As important as creativity and idea creation are, they require real aspiration to get same to fruition. A far-reaching vision can be a compelling catalyst, provided it’s realistic enough to stimulate action today.
But in a corporate setting, as many CXOs have discovered, even the most inspiring words often are insufficient, no matter how many times they are repeated. It helps to combine high-level aspirations with estimates of the value that innovation should generate to meet growth objectives. Quantifying an “innovation based target for growth,” and making it an explicit part of future strategic plans, helps solidify the importance of and accountability for innovation. The target itself must be large enough to force everyone to include innovation led transformation in their strategies and drive the next point of inflection for their businesses.
The ability to digitally reimagine the business is key to this transformation and supported by leaders who foster a culture that can is able to change and invent the new or the next normal. Today, risk taking is becoming a cultural norm as more digitally advanced companies seek new levels of competitive or co-opetitive advantage. We also see increasingly employees across all age groups want to work for businesses that are deeply committed to innovation, digital transformation and in the fore-front driving the next points of inflection. This is becoming a key factor in attracting and retaining the best talent.
Key attributes that drive these are,
Digital strategy drives digital maturity – an organization where digital has transformed processes, talent engagement and business models have a clear and coherent digital strategy.
The power of a digital transformation strategy lies in its scope and objectives – Less digitally mature organizations tend to focus on individual technologies and have strategies that are decidedly operational in focus. Digital strategies in the most mature organizations are developed with an eye on transforming the business
Maturing digital organizations build skills to realize the strategy – They are four times more likely to provide employees with needed skills than are organizations at lower ends of the spectrum. The ability to conceptualize how digital technologies can impact the business is a skill lacking in many companies at the early stages of digital maturity
Employees want to work for digital leaders – Across age groups, most want to work for digitally enabled organizations. Employees will be on the lookout for the best digital opportunities, and businesses will have to continually up their digital game to retain and attract them.
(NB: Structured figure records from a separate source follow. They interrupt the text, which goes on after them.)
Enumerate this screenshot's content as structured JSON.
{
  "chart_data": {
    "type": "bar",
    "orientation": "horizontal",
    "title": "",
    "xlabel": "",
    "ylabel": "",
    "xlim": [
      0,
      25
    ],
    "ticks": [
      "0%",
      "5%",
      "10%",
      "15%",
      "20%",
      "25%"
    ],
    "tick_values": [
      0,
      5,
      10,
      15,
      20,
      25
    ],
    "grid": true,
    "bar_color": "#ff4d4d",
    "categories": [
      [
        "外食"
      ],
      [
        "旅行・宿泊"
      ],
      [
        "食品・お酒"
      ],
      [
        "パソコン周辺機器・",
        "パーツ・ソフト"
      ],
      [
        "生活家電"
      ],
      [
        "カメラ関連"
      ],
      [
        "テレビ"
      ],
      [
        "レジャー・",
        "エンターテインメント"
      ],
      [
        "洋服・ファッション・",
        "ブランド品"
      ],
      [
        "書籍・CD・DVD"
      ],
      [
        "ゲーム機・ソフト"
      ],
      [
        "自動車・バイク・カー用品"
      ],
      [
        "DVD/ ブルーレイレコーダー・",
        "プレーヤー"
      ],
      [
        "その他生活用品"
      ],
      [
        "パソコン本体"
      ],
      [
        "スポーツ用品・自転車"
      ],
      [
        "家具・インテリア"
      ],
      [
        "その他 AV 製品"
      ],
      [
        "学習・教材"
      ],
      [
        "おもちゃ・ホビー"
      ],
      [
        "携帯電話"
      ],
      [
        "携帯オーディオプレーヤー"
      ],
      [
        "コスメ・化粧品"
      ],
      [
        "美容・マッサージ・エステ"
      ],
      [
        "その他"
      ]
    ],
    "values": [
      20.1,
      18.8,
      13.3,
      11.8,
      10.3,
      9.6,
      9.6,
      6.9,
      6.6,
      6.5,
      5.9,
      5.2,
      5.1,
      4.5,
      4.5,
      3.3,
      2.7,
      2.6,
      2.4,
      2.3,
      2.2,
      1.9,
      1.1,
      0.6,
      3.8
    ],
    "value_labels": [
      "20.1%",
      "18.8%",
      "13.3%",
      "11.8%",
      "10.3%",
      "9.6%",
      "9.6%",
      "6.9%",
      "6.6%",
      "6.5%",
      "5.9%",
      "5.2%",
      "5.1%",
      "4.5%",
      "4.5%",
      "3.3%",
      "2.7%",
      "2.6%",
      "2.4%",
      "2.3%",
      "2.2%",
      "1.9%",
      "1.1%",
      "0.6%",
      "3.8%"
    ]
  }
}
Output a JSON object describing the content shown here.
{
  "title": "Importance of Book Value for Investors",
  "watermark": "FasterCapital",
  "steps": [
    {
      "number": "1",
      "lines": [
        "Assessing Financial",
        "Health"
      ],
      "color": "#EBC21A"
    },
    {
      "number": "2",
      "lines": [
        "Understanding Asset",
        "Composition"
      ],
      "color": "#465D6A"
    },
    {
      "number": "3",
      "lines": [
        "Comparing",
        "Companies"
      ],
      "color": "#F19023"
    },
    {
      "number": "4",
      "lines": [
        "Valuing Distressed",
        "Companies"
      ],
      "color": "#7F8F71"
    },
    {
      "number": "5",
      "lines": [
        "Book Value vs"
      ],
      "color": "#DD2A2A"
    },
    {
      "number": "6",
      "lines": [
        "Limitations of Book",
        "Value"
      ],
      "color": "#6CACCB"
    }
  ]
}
Taking risks becomes a cultural norm. – Digitally maturing organizations are more comfortable taking risks than their less digitally mature peers. To make their organizations less risk averse, business leaders have to embrace failure as a prerequisite for success. They must also address the likelihood that employees may be just as risk averse and will need support to become bolder
The digital agenda is led from the top – Maturing organizations are nearly twice as likely as less digitally mature entities to have a single person or group leading the effort. In addition, employees in digitally maturing organizations are highly confident in their leaders’ digital fluency. Digital fluency, however, doesn’t demand mastery of the technologies. Instead, it requires the ability to articulate the value of digital technologies to the organization’s future
To drive such a transformation needs a holistic approach with clear understanding of the context as well as the opportunities and challenges that come along with it. This needs both an inside-out and outside-in thinking with structured interventions such as Design Thinking, Blue Ocean Strategy, Strategy Canvass to align bring together what is desirable from a human point of view; what feasible from technological point of view and what’s viable from an economical point of view to align your aspirations.